2. Lose the wipes and rinse with water. Yep. You heard me. Wipes contain soap and irritate sore skin. How would you like someone wiping soap all over a rash on your most tender spots? Do you know that the human race has survived for thousands of years without disposable wipes? I know. Crazy but true.
Instead, gently wipe off any solid stuff and rinse with water. If you’re home, simply rinse your baby’s behind in the sink or bathtub. Your hand is the best tool for ensuring that his or her squishy bum is completely clean. Plus, it won’t irritate like a washcloth. Gently pat dry with a soft cloth. If you’re out in public, take a water squirt bottle and some gentle cloth wipes with you. A cut up flannel baby blankie works great.
3. Gently pat some cornstarch or arrowroot powder on the rash. You can buy cornstarch in any supermarket and arrowroot is not hard to find in natural food stores. They’re bothcheap and work like a charm. This is best if the skin isn’t broken (it shouldn’t be if you take action immediately). It will dry the beginnings of the rash out – like a charm.
“What???” You may be asking.
“What about Diaper cream? My mom and my mom’s mom used xyz cream for every diaper rash! They swear by it!”
Well, if that’s working for you, go for it.
I try not to use diaper creams for two reasons. First, it’s been my experience that most of the time, diaper cream isn’t needed if you wash and add corn starch right away. (Of course there are exceptions).

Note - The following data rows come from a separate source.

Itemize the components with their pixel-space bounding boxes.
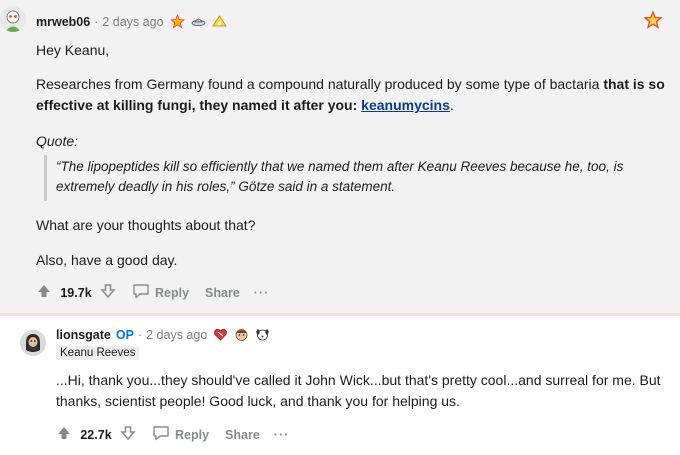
comment-bubble-icon [132,283,150,302]
dog-award-icon[interactable] [255,327,270,342]
reply-meta: lionsgate OP · 2 days ago [56,327,270,342]
reply-button[interactable]: Reply [152,425,209,444]
op-badge: OP [115,327,134,342]
downvote-icon[interactable] [120,425,136,444]
paragraph-end: . [449,97,454,113]
reply-button[interactable]: Reply [132,283,189,302]
share-label: Share [225,427,260,442]
silver-award-icon[interactable] [211,14,227,29]
comment-greeting: Hey Keanu, [36,42,110,58]
upvote-icon[interactable] [56,425,72,444]
ufo-award-icon[interactable] [191,14,206,29]
reply-label: Reply [175,427,210,442]
paragraph-text: Researches from Germany found a compound… [36,76,604,92]
blockquote-text: “The lipopeptides kill so efficiently th… [56,159,624,194]
vote-count: 22.7k [80,427,112,442]
comment-divider [0,313,680,316]
user-avatar[interactable] [0,6,26,32]
timestamp[interactable]: 2 days ago [102,15,163,29]
quote-label: Quote: [36,133,79,149]
gold-award-icon[interactable] [643,10,663,29]
timestamp[interactable]: 2 days ago [146,328,207,342]
username[interactable]: mrweb06 [36,15,90,29]
reply-actions: 22.7k Reply Share ··· [56,425,289,444]
more-options-icon[interactable]: ··· [274,428,290,442]
user-flair: Keanu Reeves [56,346,140,360]
comment-meta: mrweb06 · 2 days ago [36,13,227,29]
comment-paragraph: Researches from Germany found a compound… [36,74,666,116]
downvote-icon[interactable] [100,283,116,302]
share-button[interactable]: Share [225,428,260,442]
upvote-icon[interactable] [36,283,52,302]
share-label: Share [205,285,240,300]
share-button[interactable]: Share [205,286,240,300]
face-award-icon[interactable] [234,327,249,342]
comment-question: What are your thoughts about that? [36,217,256,233]
op-avatar[interactable] [20,330,46,356]
separator-dot: · [94,14,99,29]
comment-closing: Also, have a good day. [36,252,178,268]
reply-text: ...Hi, thank you...they should've called… [56,372,661,409]
star-award-icon[interactable] [169,13,185,29]
comment-bubble-icon [152,425,170,444]
op-username[interactable]: lionsgate [56,328,111,342]
vote-count: 19.7k [60,285,92,300]
reply-label: Reply [155,285,190,300]
heart-award-icon[interactable] [213,327,228,342]
comment-actions: 19.7k Reply Share ··· [36,283,269,302]
more-options-icon[interactable]: ··· [254,286,270,300]
separator-dot: · [137,327,143,342]
keanumycins-link[interactable]: keanumycins [361,97,450,113]
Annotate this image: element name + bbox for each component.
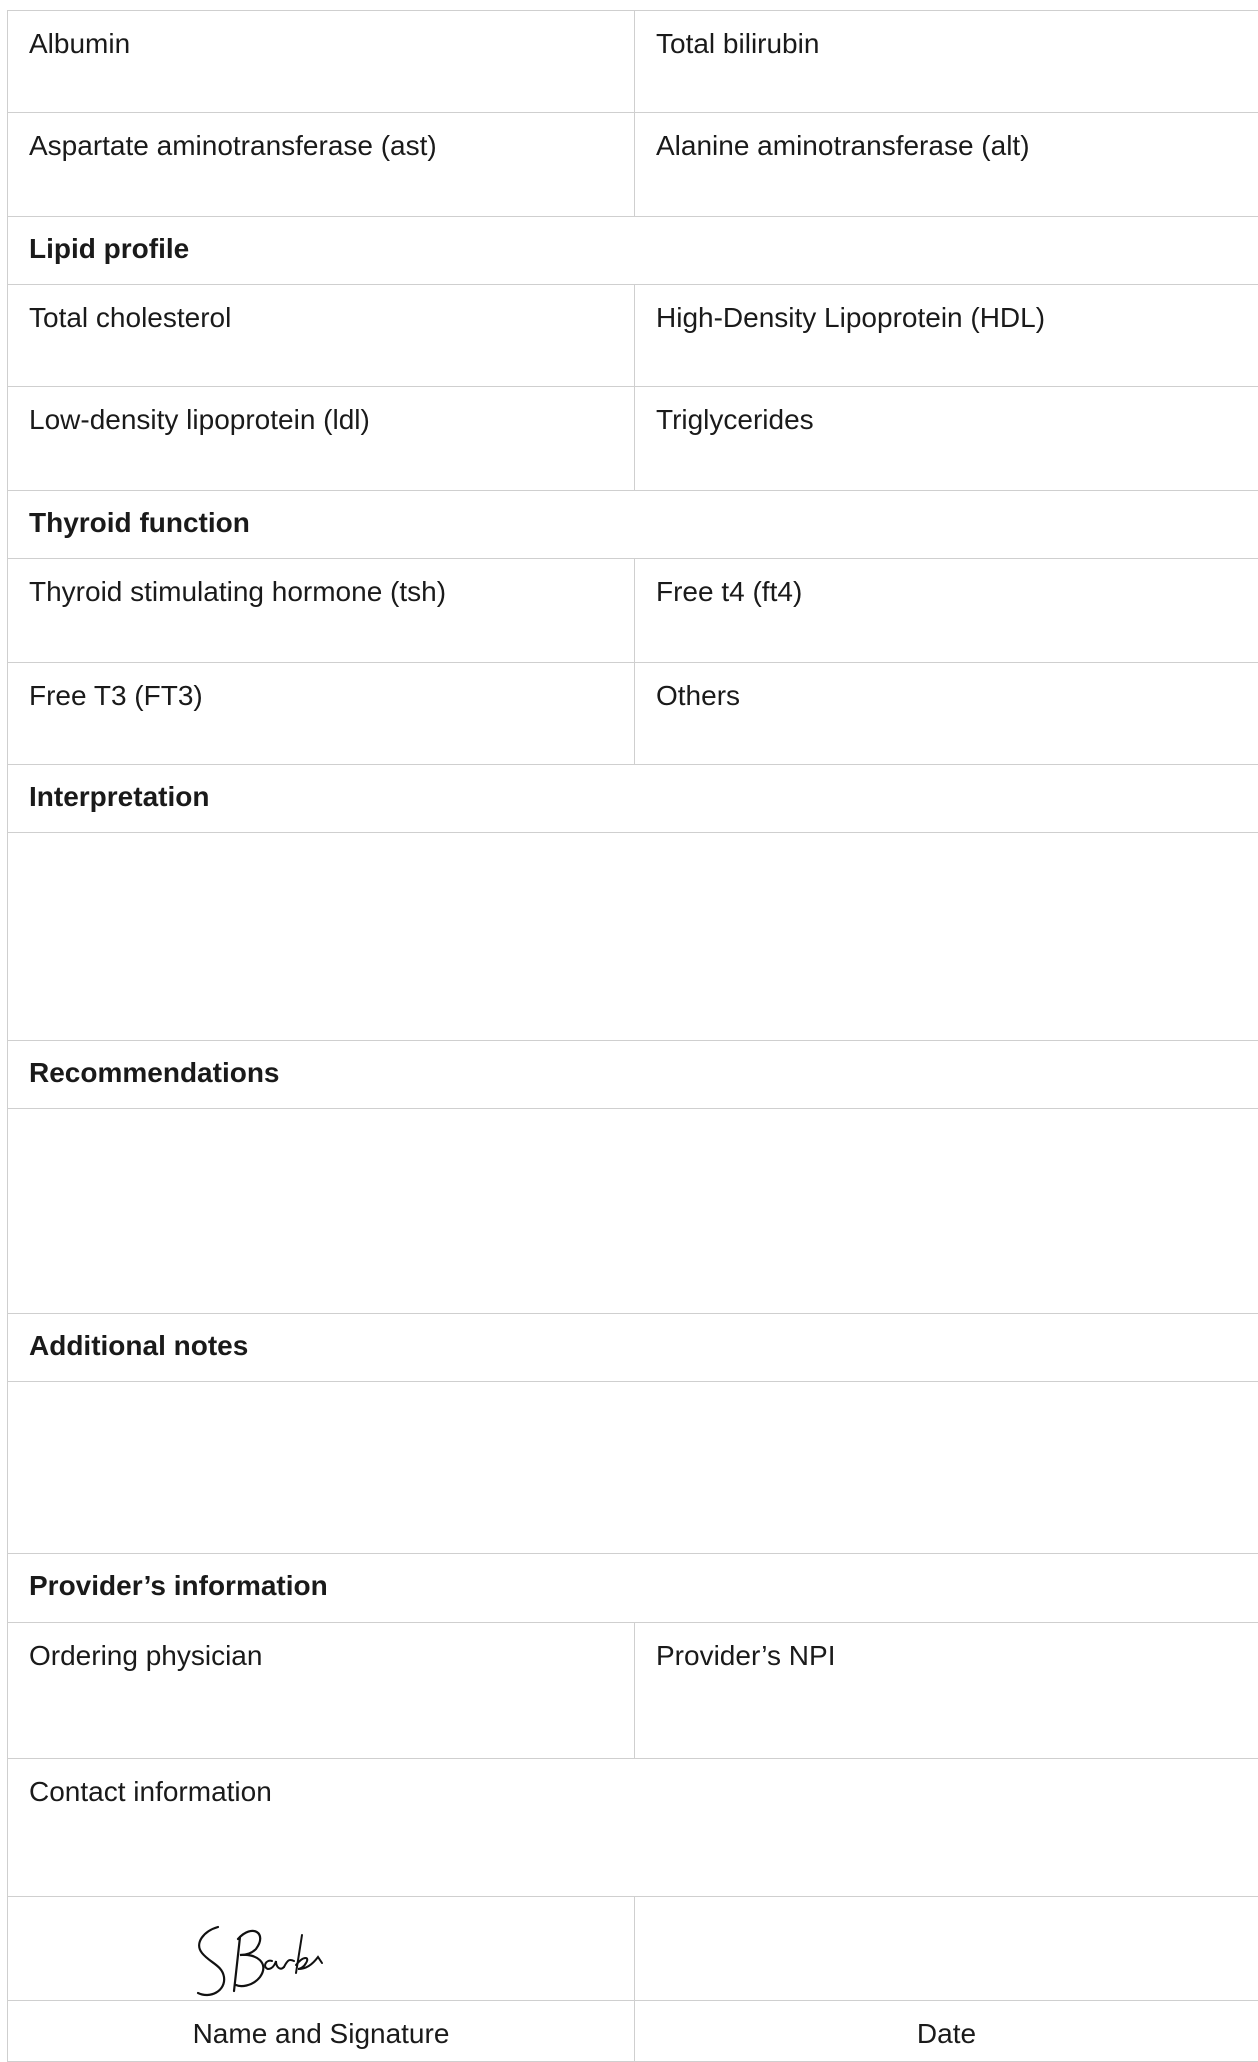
total-bilirubin-label: Total bilirubin xyxy=(656,28,820,59)
tsh-label: Thyroid stimulating hormone (tsh) xyxy=(29,576,447,607)
thyroid-section-header: Thyroid function xyxy=(7,490,1258,558)
notes-area[interactable] xyxy=(7,1381,1258,1553)
contact-information-field[interactable]: Contact information xyxy=(7,1759,1258,1896)
liver-row-2: Aspartate aminotransferase (ast) Alanine… xyxy=(7,112,1258,216)
provider-npi-field[interactable]: Provider’s NPI xyxy=(634,1623,1258,1758)
thyroid-row-2: Free T3 (FT3) Others xyxy=(7,662,1258,764)
total-cholesterol-label: Total cholesterol xyxy=(29,302,232,333)
interpretation-section-header: Interpretation xyxy=(7,764,1258,832)
lipid-heading: Lipid profile xyxy=(29,233,190,264)
triglycerides-label: Triglycerides xyxy=(656,404,814,435)
provider-heading-cell: Provider’s information xyxy=(7,1554,1258,1622)
ldl-field[interactable]: Low-density lipoprotein (ldl) xyxy=(7,387,634,490)
notes-text-box[interactable] xyxy=(7,1382,1258,1553)
thyroid-heading-cell: Thyroid function xyxy=(7,491,1258,558)
signature-labels-row: Name and Signature Date xyxy=(7,2000,1258,2062)
ast-field[interactable]: Aspartate aminotransferase (ast) xyxy=(7,113,634,216)
thyroid-heading: Thyroid function xyxy=(29,507,250,538)
ft4-label: Free t4 (ft4) xyxy=(656,576,803,607)
recommendations-area[interactable] xyxy=(7,1108,1258,1313)
ft3-label: Free T3 (FT3) xyxy=(29,680,203,711)
interpretation-heading: Interpretation xyxy=(29,781,210,812)
provider-heading: Provider’s information xyxy=(29,1570,328,1601)
total-cholesterol-field[interactable]: Total cholesterol xyxy=(7,285,634,386)
signature-row xyxy=(7,1896,1258,2000)
recommendations-heading-cell: Recommendations xyxy=(7,1041,1258,1108)
recommendations-section-header: Recommendations xyxy=(7,1040,1258,1108)
contact-row: Contact information xyxy=(7,1758,1258,1896)
lipid-row-1: Total cholesterol High-Density Lipoprote… xyxy=(7,284,1258,386)
alt-field[interactable]: Alanine aminotransferase (alt) xyxy=(634,113,1258,216)
triglycerides-field[interactable]: Triglycerides xyxy=(634,387,1258,490)
date-label-cell: Date xyxy=(634,2001,1258,2061)
others-label: Others xyxy=(656,680,741,711)
notes-heading-cell: Additional notes xyxy=(7,1314,1258,1381)
albumin-label: Albumin xyxy=(29,28,131,59)
others-field[interactable]: Others xyxy=(634,663,1258,764)
signature-image xyxy=(196,1925,323,1997)
ft4-field[interactable]: Free t4 (ft4) xyxy=(634,559,1258,662)
lipid-section-header: Lipid profile xyxy=(7,216,1258,284)
interpretation-heading-cell: Interpretation xyxy=(7,765,1258,832)
alt-label: Alanine aminotransferase (alt) xyxy=(656,130,1030,161)
notes-section-header: Additional notes xyxy=(7,1313,1258,1381)
date-box[interactable] xyxy=(634,1897,1258,2000)
tsh-field[interactable]: Thyroid stimulating hormone (tsh) xyxy=(7,559,634,662)
date-label: Date xyxy=(916,2018,977,2049)
notes-heading: Additional notes xyxy=(29,1330,249,1361)
ordering-physician-label: Ordering physician xyxy=(29,1640,263,1671)
ldl-label: Low-density lipoprotein (ldl) xyxy=(29,404,370,435)
albumin-field[interactable]: Albumin xyxy=(7,11,634,112)
interpretation-text-box[interactable] xyxy=(7,833,1258,1040)
liver-row-1: Albumin Total bilirubin xyxy=(7,10,1258,112)
recommendations-heading: Recommendations xyxy=(29,1057,280,1088)
hdl-field[interactable]: High-Density Lipoprotein (HDL) xyxy=(634,285,1258,386)
ast-label: Aspartate aminotransferase (ast) xyxy=(29,130,437,161)
contact-information-label: Contact information xyxy=(29,1776,272,1807)
name-signature-cell: Name and Signature xyxy=(7,2001,634,2061)
thyroid-row-1: Thyroid stimulating hormone (tsh) Free t… xyxy=(7,558,1258,662)
lipid-row-2: Low-density lipoprotein (ldl) Triglyceri… xyxy=(7,386,1258,490)
recommendations-text-box[interactable] xyxy=(7,1109,1258,1313)
hdl-label: High-Density Lipoprotein (HDL) xyxy=(656,302,1046,333)
ft3-field[interactable]: Free T3 (FT3) xyxy=(7,663,634,764)
provider-section-header: Provider’s information xyxy=(7,1553,1258,1622)
interpretation-area[interactable] xyxy=(7,832,1258,1040)
lipid-heading-cell: Lipid profile xyxy=(7,217,1258,284)
total-bilirubin-field[interactable]: Total bilirubin xyxy=(634,11,1258,112)
ordering-physician-field[interactable]: Ordering physician xyxy=(7,1623,634,1758)
signature-box[interactable] xyxy=(7,1897,634,2000)
name-signature-label: Name and Signature xyxy=(192,2018,450,2049)
provider-npi-label: Provider’s NPI xyxy=(656,1640,836,1671)
provider-row: Ordering physician Provider’s NPI xyxy=(7,1622,1258,1758)
lab-report-form: Albumin Total bilirubin Aspartate aminot… xyxy=(7,10,1258,2062)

The other reason I don’t often use diaper cream is that diaper cream is usually oil based (it’s meant to keep moisture off the bootie) but it also traps moisture and bacteria if you haven’t carefully rinsed it and it can make things go from bad to worse fast.
4. Loosely fasten a fresh diaper on your baby’s sweet pink bum or let him or her go “au naturel for a while. Just put a towel under them to catch the drips. The idea is to let the air get to the sore spot and heal it. The faster it dries out, the less likely it is to develop into something serious.
5. Change the diaper as soon as it’s wet or soiled. I can’t emphasize this enough. Remember this equation.
Bacteria + moisture + tender skin = diaper rash
Hope this is helpful for you mamas dealing with diaper rash. If your baby’s rash has progressed past this first stage, you may need to take other action. We’ll talk about that in another post.